Taking to the sky with some very special kids
Whether it’s the desire to share our passion for flight, or the need to show compassion for our community, the Challenge Air program for kids and friends provides Jeppesen an opportunity to give back to others in a rather exceptional way. Challenge Air Fly Day, held at Centennial Airport in September, allowed 70 special needs children and youth to experience the thrill of flight with free 30-minute airplane rides flown by a group of local volunteer pilots, including members of Jeppesen Employee Flying Association (JEFA).
“I can’t think of a better way to spend a Saturday…seeing the excitement on the kid’s faces after returning from a flight is priceless!” Terri Jackson, volunteer
Flying in single-engine aircraft, the program focuses on the abilities of the special needs participants and the many possibilities available to them. The young pilots participating in the event are invited to take (supervised) control of the airplane to help build confidence and self esteem and look beyond their perceived limitations. Their excitement and pride is shared by the volunteers.
“I had the opportunity to fly some of the kids, and to see them get out of the airplane after flying is like no other feeling,” said Tom Letts, functional analyst, Airborne / Navigation. “They are so excited about what they just did that it shows in their smiles. It is very rewarding to be a pilot at a Challenge Air event.”

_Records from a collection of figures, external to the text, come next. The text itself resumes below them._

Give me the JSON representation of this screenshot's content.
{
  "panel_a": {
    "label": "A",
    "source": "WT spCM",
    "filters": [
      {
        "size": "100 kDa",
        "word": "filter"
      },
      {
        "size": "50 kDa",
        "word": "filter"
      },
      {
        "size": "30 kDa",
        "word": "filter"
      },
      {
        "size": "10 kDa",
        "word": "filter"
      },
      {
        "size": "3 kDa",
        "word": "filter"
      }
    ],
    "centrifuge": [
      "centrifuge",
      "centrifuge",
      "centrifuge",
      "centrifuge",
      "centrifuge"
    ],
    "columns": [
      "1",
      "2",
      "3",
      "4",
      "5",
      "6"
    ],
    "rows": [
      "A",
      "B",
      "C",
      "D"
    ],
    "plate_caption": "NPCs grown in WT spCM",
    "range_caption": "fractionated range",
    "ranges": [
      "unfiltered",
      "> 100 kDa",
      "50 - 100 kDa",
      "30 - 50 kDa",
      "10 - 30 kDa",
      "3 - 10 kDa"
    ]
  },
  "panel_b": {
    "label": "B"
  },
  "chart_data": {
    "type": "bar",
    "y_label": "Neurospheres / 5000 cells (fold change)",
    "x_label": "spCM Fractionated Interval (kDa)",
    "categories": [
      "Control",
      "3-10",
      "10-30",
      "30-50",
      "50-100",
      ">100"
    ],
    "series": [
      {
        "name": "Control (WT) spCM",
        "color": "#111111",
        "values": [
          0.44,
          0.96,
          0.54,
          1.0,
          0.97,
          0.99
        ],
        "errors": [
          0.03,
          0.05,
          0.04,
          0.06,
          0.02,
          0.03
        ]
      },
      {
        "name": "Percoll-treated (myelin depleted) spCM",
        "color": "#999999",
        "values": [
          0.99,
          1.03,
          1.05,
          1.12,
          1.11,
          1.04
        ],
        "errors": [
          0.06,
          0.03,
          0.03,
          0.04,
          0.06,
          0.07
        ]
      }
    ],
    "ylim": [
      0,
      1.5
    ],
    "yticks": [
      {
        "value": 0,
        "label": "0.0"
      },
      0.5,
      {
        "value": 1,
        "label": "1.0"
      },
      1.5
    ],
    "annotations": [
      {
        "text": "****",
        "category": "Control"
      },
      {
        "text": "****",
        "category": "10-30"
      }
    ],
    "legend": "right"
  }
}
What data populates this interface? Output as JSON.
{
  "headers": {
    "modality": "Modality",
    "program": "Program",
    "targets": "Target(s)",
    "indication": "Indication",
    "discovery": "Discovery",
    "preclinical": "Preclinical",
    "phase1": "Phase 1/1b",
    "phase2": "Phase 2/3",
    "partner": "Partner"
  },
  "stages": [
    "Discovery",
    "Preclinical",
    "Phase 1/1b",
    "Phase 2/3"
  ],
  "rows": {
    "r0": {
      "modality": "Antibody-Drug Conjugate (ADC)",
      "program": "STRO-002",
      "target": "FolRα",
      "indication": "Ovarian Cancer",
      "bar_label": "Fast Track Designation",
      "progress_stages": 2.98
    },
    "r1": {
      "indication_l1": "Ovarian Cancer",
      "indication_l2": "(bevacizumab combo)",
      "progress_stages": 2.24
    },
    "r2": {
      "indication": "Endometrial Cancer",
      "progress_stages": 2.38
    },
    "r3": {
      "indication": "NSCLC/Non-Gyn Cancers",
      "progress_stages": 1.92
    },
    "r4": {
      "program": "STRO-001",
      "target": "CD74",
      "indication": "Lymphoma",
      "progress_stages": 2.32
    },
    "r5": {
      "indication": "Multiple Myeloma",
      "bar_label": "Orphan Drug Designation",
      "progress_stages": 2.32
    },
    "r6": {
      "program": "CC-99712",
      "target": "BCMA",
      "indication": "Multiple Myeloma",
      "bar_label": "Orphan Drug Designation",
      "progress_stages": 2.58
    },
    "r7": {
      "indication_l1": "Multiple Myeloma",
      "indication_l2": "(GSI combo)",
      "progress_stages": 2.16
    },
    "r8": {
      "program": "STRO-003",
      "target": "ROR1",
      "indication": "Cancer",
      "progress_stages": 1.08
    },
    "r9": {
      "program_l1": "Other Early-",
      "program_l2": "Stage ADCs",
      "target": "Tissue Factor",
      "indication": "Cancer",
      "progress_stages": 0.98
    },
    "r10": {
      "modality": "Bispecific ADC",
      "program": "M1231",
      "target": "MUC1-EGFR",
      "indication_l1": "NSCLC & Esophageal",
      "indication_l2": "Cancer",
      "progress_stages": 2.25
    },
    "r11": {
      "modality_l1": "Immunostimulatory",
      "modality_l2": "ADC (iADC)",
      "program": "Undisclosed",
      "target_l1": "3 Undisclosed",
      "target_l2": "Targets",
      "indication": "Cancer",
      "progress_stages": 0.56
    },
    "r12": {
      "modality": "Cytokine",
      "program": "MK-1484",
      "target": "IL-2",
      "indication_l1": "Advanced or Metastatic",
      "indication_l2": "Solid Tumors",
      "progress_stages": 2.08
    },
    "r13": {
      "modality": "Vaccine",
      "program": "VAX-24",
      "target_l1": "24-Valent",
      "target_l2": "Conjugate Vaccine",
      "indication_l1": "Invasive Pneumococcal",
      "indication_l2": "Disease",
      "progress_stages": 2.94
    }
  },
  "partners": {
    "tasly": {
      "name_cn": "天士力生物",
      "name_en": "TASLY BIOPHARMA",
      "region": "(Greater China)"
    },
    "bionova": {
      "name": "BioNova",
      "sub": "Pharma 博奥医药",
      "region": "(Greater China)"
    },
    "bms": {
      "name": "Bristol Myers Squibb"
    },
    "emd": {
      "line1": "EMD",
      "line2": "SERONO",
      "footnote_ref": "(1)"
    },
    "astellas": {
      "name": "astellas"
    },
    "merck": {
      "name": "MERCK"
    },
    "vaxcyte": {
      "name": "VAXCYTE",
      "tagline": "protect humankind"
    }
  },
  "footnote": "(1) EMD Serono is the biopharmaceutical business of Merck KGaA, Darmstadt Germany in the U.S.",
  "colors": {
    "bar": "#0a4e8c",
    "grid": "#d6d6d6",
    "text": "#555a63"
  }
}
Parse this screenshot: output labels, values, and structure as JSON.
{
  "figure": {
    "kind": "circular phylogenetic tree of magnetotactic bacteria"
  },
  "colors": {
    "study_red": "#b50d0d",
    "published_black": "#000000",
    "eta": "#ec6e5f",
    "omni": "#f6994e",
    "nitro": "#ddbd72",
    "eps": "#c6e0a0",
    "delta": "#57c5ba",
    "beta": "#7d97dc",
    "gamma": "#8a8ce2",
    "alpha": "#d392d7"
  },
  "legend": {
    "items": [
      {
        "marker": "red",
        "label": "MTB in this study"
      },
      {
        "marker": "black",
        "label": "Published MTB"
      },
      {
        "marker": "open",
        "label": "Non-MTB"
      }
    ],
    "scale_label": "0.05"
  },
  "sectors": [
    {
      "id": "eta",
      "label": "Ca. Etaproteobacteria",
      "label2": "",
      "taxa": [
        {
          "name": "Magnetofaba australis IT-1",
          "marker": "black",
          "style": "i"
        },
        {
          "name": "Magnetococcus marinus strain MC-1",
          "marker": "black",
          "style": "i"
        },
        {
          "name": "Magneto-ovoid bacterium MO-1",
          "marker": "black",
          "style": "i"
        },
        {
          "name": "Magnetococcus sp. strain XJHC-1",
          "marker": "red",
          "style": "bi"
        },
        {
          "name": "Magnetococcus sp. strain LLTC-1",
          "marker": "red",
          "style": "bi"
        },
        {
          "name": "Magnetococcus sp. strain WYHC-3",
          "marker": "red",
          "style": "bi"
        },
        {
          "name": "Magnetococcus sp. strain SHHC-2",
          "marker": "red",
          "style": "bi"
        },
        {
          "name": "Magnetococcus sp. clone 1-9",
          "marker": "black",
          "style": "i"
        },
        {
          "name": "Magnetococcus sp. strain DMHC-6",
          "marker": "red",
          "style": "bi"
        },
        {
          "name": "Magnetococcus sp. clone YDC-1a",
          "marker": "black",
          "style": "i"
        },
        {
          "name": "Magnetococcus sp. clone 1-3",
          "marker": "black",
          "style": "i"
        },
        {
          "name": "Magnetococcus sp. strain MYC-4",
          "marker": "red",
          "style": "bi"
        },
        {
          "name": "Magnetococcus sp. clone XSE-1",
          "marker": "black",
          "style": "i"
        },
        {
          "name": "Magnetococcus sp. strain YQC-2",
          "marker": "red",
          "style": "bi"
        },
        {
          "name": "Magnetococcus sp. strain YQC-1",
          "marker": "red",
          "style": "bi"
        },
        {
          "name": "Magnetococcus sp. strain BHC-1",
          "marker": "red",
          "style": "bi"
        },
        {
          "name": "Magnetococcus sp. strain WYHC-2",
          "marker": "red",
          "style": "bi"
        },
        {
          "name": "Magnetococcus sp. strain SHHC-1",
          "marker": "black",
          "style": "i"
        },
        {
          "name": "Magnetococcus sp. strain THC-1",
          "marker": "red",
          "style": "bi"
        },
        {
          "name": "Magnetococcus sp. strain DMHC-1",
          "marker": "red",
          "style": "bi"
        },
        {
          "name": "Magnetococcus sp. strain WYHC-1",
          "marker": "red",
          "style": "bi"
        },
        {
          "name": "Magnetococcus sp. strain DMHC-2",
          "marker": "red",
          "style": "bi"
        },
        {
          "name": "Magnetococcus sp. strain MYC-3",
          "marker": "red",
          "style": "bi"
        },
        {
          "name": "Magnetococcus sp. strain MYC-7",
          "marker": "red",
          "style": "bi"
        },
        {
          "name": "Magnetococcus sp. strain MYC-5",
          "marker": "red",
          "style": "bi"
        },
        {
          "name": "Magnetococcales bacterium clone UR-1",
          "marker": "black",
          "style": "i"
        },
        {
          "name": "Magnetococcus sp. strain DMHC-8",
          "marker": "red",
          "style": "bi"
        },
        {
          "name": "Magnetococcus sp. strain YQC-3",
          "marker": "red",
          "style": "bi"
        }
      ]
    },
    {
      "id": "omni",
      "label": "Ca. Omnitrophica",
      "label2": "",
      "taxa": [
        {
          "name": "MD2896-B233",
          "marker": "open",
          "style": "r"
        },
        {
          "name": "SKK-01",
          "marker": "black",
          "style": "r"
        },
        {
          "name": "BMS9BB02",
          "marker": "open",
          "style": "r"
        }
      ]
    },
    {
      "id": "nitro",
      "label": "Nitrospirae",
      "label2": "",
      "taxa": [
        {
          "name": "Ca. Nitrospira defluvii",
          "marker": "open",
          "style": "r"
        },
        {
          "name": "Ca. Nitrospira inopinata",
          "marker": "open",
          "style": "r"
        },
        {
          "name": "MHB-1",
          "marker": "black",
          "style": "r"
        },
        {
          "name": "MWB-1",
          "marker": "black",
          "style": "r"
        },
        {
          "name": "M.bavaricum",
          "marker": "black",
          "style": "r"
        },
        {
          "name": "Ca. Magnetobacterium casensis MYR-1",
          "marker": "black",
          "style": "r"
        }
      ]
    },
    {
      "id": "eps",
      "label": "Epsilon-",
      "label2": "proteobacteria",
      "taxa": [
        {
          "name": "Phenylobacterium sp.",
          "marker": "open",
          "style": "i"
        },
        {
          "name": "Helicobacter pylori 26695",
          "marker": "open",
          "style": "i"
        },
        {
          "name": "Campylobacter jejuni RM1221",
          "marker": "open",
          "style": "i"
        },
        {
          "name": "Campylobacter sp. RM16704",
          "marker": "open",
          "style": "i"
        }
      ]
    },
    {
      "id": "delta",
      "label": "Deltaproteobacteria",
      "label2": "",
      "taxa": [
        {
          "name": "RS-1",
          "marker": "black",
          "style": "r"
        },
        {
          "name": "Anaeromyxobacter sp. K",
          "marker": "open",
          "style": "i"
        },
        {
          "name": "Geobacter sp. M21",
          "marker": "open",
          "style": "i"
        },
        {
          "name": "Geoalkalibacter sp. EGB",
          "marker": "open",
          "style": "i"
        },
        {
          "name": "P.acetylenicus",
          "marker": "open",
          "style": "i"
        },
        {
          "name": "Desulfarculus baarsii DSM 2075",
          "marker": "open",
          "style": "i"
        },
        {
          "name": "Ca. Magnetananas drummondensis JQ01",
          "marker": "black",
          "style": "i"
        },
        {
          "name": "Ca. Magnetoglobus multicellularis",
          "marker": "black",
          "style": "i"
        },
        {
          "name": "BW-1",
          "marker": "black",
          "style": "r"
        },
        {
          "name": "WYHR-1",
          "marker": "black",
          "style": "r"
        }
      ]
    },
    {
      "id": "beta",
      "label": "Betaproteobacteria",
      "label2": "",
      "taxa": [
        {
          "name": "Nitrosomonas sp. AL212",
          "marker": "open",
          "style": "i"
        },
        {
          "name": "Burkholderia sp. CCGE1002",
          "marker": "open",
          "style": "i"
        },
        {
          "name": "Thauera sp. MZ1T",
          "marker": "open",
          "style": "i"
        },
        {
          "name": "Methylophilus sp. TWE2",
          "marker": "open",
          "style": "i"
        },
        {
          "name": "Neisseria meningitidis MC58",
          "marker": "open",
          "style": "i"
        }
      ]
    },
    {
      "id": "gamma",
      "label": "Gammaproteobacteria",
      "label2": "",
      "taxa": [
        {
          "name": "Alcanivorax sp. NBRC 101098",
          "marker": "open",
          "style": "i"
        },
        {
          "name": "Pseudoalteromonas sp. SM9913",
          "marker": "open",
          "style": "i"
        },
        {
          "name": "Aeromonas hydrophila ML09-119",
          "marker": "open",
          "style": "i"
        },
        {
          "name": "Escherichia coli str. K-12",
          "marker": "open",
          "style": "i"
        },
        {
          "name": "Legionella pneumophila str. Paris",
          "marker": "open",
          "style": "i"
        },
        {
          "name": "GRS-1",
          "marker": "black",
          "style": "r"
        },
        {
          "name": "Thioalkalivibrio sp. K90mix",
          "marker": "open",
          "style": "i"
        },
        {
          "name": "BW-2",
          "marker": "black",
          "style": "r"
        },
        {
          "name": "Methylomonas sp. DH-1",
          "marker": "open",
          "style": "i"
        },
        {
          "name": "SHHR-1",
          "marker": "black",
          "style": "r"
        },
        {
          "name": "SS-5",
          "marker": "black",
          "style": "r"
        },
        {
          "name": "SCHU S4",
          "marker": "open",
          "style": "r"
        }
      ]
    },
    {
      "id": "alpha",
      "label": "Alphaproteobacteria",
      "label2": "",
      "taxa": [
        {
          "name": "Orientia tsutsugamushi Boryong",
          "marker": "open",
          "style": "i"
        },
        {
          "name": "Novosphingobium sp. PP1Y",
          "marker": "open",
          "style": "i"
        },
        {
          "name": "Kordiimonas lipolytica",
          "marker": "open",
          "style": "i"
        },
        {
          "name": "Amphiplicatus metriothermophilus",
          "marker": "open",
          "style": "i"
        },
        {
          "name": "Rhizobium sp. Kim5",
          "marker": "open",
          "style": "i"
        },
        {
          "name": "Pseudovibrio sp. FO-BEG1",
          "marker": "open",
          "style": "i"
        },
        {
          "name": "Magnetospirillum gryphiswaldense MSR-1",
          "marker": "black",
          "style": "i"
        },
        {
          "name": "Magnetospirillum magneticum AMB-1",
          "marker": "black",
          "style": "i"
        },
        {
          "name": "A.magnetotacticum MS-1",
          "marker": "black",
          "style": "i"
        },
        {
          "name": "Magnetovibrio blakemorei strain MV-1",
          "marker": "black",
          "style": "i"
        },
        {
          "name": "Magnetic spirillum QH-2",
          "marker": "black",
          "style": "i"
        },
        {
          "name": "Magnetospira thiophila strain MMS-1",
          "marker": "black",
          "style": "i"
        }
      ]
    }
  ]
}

Volunteer pilots, with their volunteer airplanes, took to the sky among squeals and laughter, while 45 volunteer ground crew members took registrations, taught ground school and scheduled/dispatched aircraft. Another welcome sight at the event is Canine Companions for Independence. These specially-trained dogs support their owners in a number of ways.
“I volunteer as a way to give back to my community. My passion is aviation so anytime I have the opportunity to help out with an event surrounding aviation it makes it that much more fun.” Tom Letts, volunteer
The Challenge Air program empowers and inspires all participants and their families in a fun-filled day of activity. The program consists of an educational ground school where participants learn about the forces of flight and learn how pilots with physical challenges fly with specially equipped airplanes. The day then includes an inspirational flight in the co-pilot seat, flying over Denver-area points of interest.
“I think one of the most memorable moments was seeing Bob Benda put a wing pin on his co-pilot. He had one for each child.” Stacey Vince, volunteer
For Stacey Vince, executive assistant, GNS & Marine, the event left a lasting impression. She hopes to organize the event for next year.
“A teenager, Brandon, and his dad came in at the last minute,” Stacey said. “His dad forgot to register online and was hoping to get in – luckily for them we had a cancellation. Brandon was so excited that he hurried and put his shirt on – ready to fly— plus he was going by himself this year since he was 18. His dad spoke very fondly of the first year flying a couple years before with pilot, Mark Van Tine. As they were leaving, Brandon had this big smile on his face – and his dad yelled ‘SEE YOU NEXT YEAR!’”
This is the fourth year that Jeppesen was the title sponsor of The Challenge Air Fly Day event, hosted by X Jet and Centennial Airport. Challenge Air is a 501 (c) nonprofit organization established in 1993 and has inspired more than 30,000 children and youth living with special needs in 36 states.